Après être apparue en divers endroits sur les terres de Novgorod, la sainte icône s'arrêta près de la ville de Tikhvine. Elle flottait dans l'air. La nouvelle se propagea dans la ville à la vitesse de l'éclair, et les habitants glorifièrent la Toute-Sainte Vierge avec une piété très profonde. Peu de temps après, l'icône se posa sur le sol.
Les artisans de la ville entreprirent sur le champ la construction d'une chapelle. Le soir même, ils en avaient terminé la majeure partie; ils cessèrent le travail, laissant les matériaux sur les lieux, avec l'intention d'achever l'ouvrage le lendemain. C'est alors que pendant la nuit, une force invisible souleva l'icône et son abri, et les transportèrent sur l'autre rive de la rivière Tikhvinskaïa. C'est donc en ce lieu qu'on décida au matin de finir les travaux.
On rapporta l'apparition de l'icône miraculeuse au prince de Moscou Dimitri Ivanovitch, ainsi qu'à l'archevêque de Novgorod Alexis. Ce dernier bénit la construction d'une église consacrée à la Dormition de la Toute-Sainte Mère de Dieu, dans laquelle on installa l'icône. Quelques années plus tard l'église brûla, mais l'icône fut retrouvée intacte. On construisit une autre église qui brûla à son tour, l'icône restant toujours indemne. Avec le temps, on décida de remplacer l'église en bois par une église en pierre.
On fonda bientôt un monastère où affluait une multitude de pèlerins. Tous priaient avec une profonde piété devant l'objet saint du monastère, l'icône de la Toute-Sainte mère de Dieu. Par Son icône de Tikhvine et par les nombreuses copies qu'on en fit, la Souveraine Céleste dispensait aux gens Son aide miraculeuse.
En 1596, des pêcheurs partirent sur la mer blanche. Une copie de la sainte icône se trouvait à bord. Soudain, une terrible tempête se leva, qui brisa le mât, balaya le bateau, précipita le chargement à la mer, et finit au bout d’une semaine par rejeter les pêcheurs sur une île déserte. Les pauvres hommes prièrent avec humilité devant l'icône, implorant la Mère de Dieu de les sauver, en s'engageant à venir dans Son saint monastère pour La remercier. La Mère de Dieu apparut alors à Grégoire, l'un d'entre eux, pendant son sommeil, et lui dit: « Aucun d'entre vous ne périra, même si vous avez à rester sur cette île de nombreux jours. Vous vous nourrirez de cette herbe. Par la patience, vous sauverez vos âmes ». En s'éveillant, Grégoire raconta son rêve à ses amis. L'herbe qu'ils trouvèrent là s'avéra comestible, et fut pour eux comme la manne céleste.
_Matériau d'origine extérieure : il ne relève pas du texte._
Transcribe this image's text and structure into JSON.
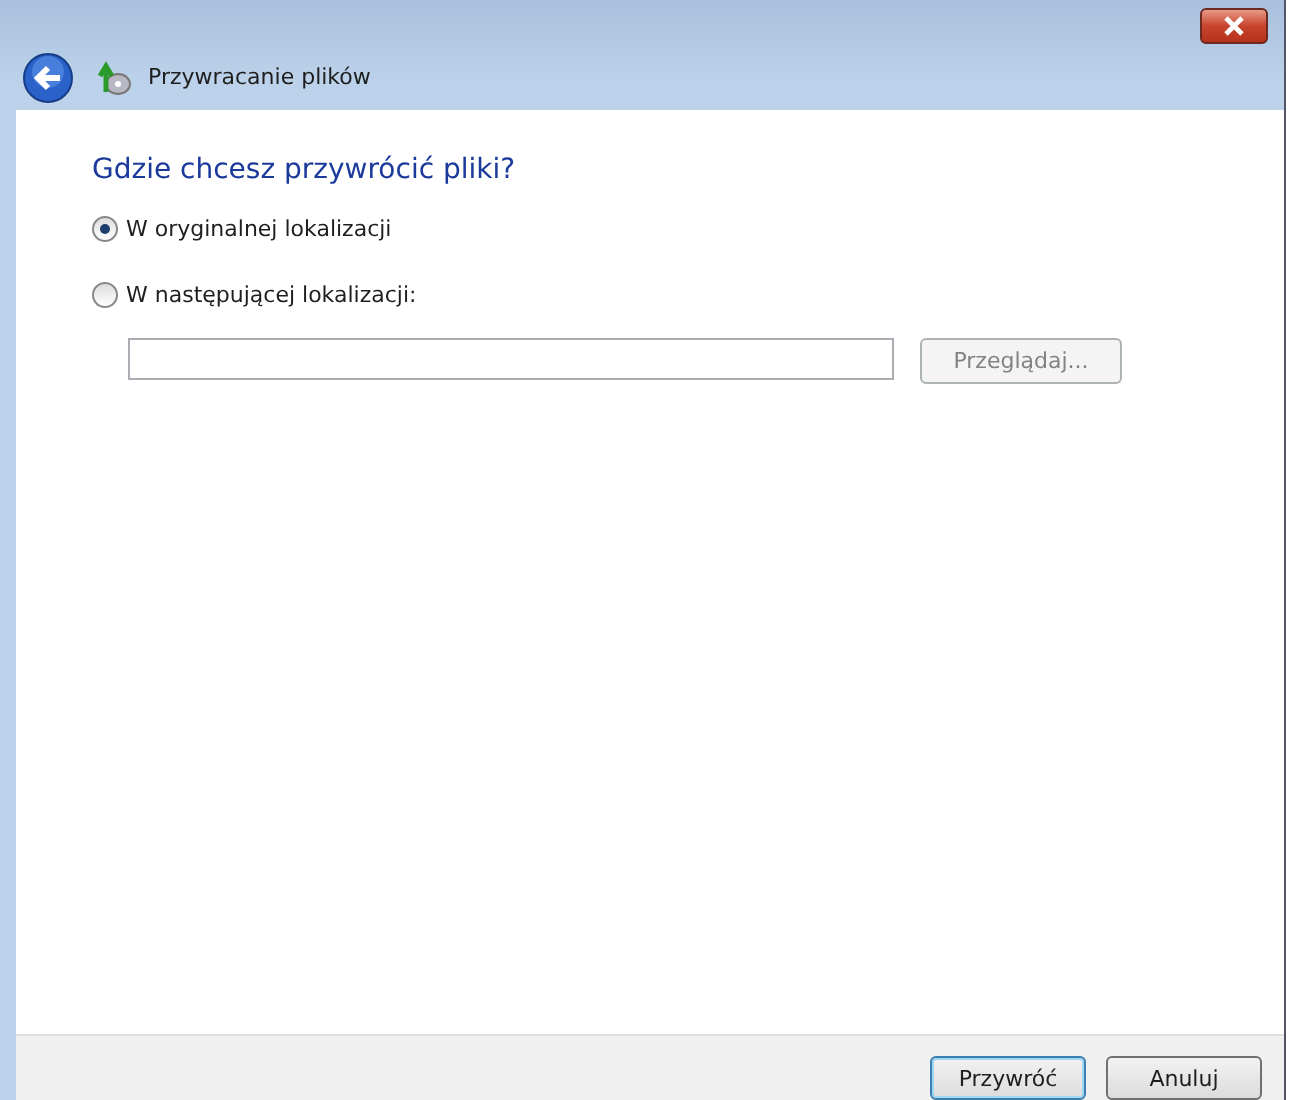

Vingt jours plus tard, un navire de passage recueillit à son bord les pêcheurs naufragés. L'un d'eux avait emporté une poignée de la fameuse herbe, qui fut tout de suite amère et impropre à la consommation... De retour sur la terre ferme, les rescapés s'empressèrent de se rendre au monastère de Tikhvine, où ils firent célébrer un office d'action de grâce.
En 1613, par la permission de Dieu, les armées suédoises pénétrèrent sur le sol russe et s'emparèrent de Novgorod. Les habitants de la région coururent se réfugier au monastère de Tikhvine. Les champs furent dévastés, le bétail dispersé, et le monastère encerclé par l'ennemi. Les moines et les réfugiés se préparaient à affronter un long siège. Mais plus qu'en leurs propres forces, ils comptaient sur l'aide et la protection de la Reine des Cieux. On célébrait des offices en permanence devant Sa sainte icône. Les assauts des suédois se succédaient sans succès. Une nuit, la Toute-Sainte Vierge apparut à une femme du nom de Marie, qui avait peu de temps auparavant recouvré la vue devant l'icône.
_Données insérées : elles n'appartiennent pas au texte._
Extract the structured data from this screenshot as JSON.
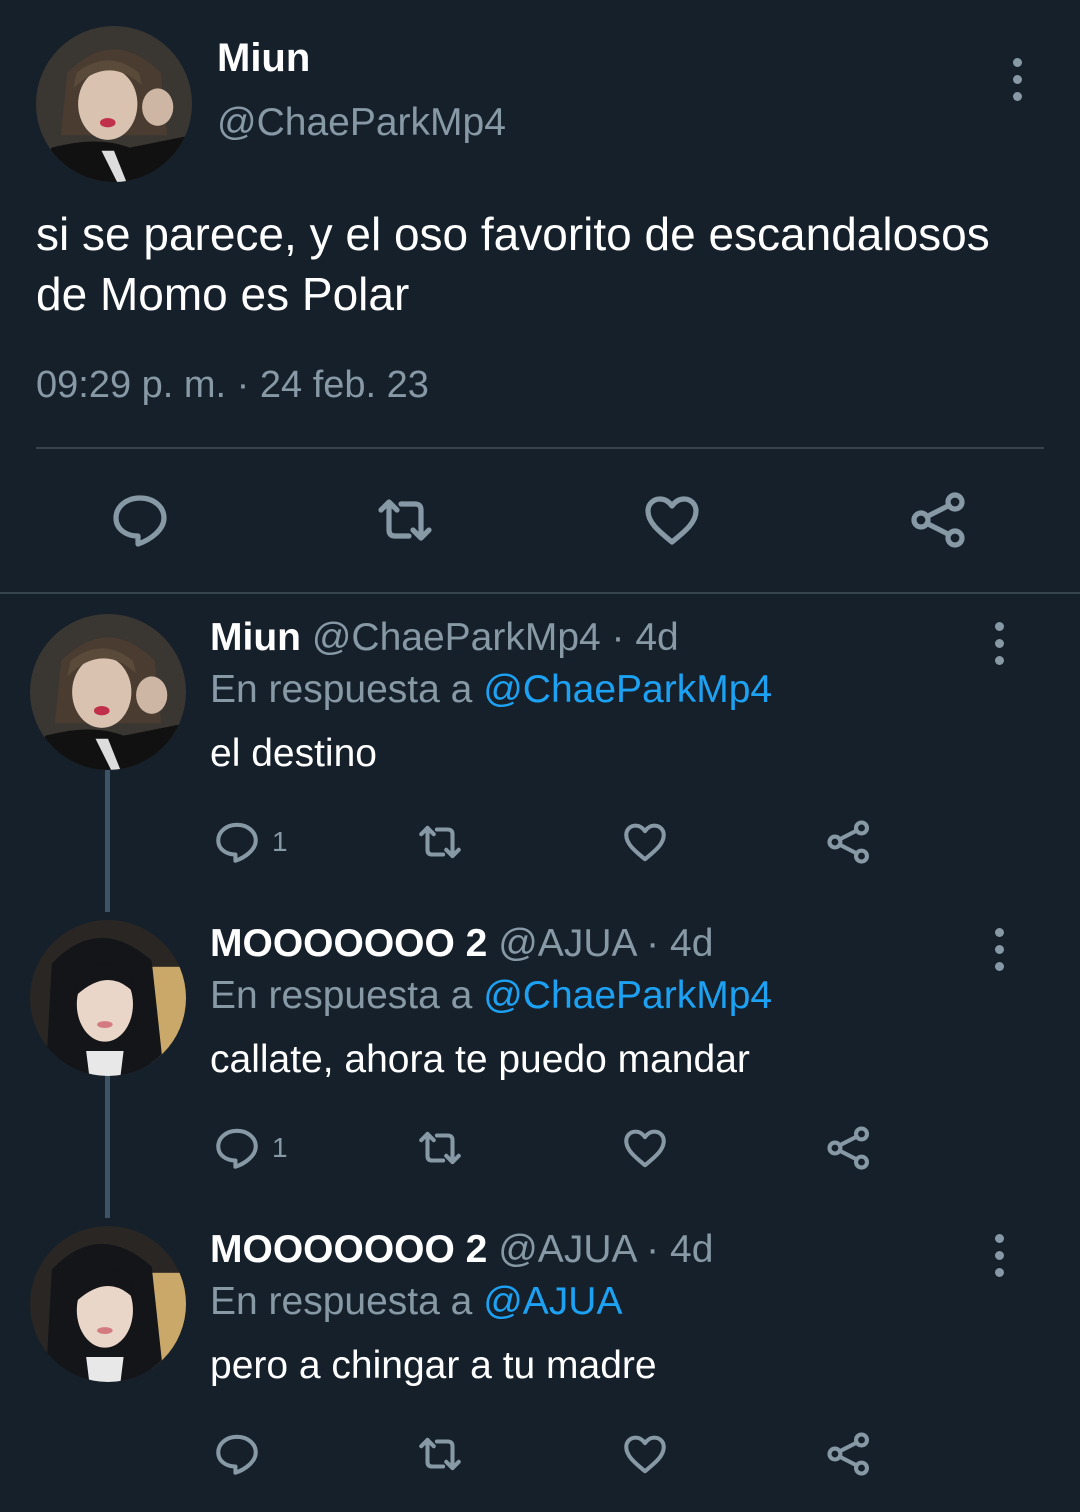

-Dis aux défenseurs que l'ennemi n'entrera pas dans le monastère. Prends Mon icône, et faites une procession sur les remparts du monastère !
Les moines agirent selon les paroles de la Reine des Cieux, ce qui eut pour effet de semer la panique dans les rangs des suédois qui s'enfuirent en s'écrasant les uns les autres.
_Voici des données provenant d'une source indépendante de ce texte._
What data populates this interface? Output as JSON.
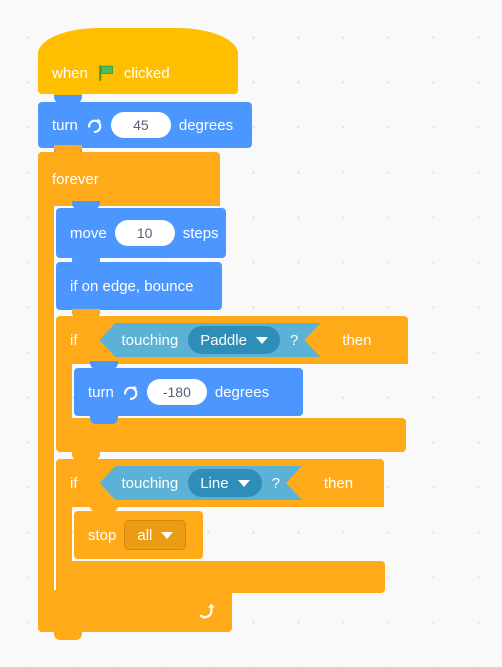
{
  "editor": {
    "name": "scratch-block-workspace",
    "background_color": "#f9f9f9",
    "grid_dot_color": "#dcdcdc"
  },
  "palette": {
    "events": "#ffbf00",
    "motion": "#4c97ff",
    "control": "#ffab19",
    "sensing": "#5cb1d6"
  },
  "script": {
    "hat": {
      "prefix": "when",
      "icon": "green-flag-icon",
      "suffix": "clicked"
    },
    "turn_top": {
      "label": "turn",
      "icon": "turn-clockwise-icon",
      "value": "45",
      "unit": "degrees"
    },
    "forever": {
      "label": "forever",
      "loop_icon": "loop-arrow-icon"
    },
    "move": {
      "label": "move",
      "value": "10",
      "unit": "steps"
    },
    "bounce": {
      "label": "if on edge, bounce"
    },
    "if_paddle": {
      "if_label": "if",
      "then_label": "then",
      "condition": {
        "label": "touching",
        "target": "Paddle",
        "question": "?"
      },
      "body": {
        "label": "turn",
        "icon": "turn-clockwise-icon",
        "value": "-180",
        "unit": "degrees"
      }
    },
    "if_line": {
      "if_label": "if",
      "then_label": "then",
      "condition": {
        "label": "touching",
        "target": "Line",
        "question": "?"
      },
      "body": {
        "label": "stop",
        "option": "all"
      }
    }
  }
}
Pendant la guerre de 1812, l'icône fut empruntée au monastère par la milice populaire et aida à combattre et chasser l'ennemi. Elle fut ensuite rendue au monastère.
Dans les années 1855-1856, durant la guerre de Crimée, la sainte icône fut à nouveau empruntée pour soutenir le moral des troupes russes.
A la fin du XIXème siècle, un nouveau miracle eut lieu à Saint Petersbourg. Une jeune fille nommée Catherine Levestam souffrait depuis de longues années d'une maladie rare et pénible. Elle se tordait d'un côté et de l'autre, une force invisible la projetait dans l'air, elle vomissait au moindre son ou au moindre attouchement, ses souffrances étaient intolérables, et rien ne parvenait à la guérir. Ses jours étaient comptés. La Mère de Dieu lui apparut pendant son sommeil en lui disant: « Va à la cathédrale Saint Isaac. Là se trouve une copie de Mon icône de Tikhvine. Si tu la vénères, tu seras guérie ». Les paroles étaient si convaincantes que Catherine, toute protestante qu'elle était, décida de se rendre dans cette église orthodoxe. Elle fit le trajet en calèche, pénétra dans l'église, et, dès qu'elle aperçut l'icône de la Mère de Dieu, s'écria: « C'est elle ! » . On la déposa sur le sol et, quand elle put tenir debout sans aide, elle s'approcha de l'icône et l'embrassa. La guérison fut instantanée.La sainte icône Tikhvinskaïa est du type Hodiguitria; elle se distingue par la plante retournée du pied droit de l'Enfant. L'icône originelle se trouve actuellement aux Etats unis d'Amérique.

mercredi 10 décembre 2008

LES PLEURS


(Trésor spirituel de saint Tikhon de Zadonsk)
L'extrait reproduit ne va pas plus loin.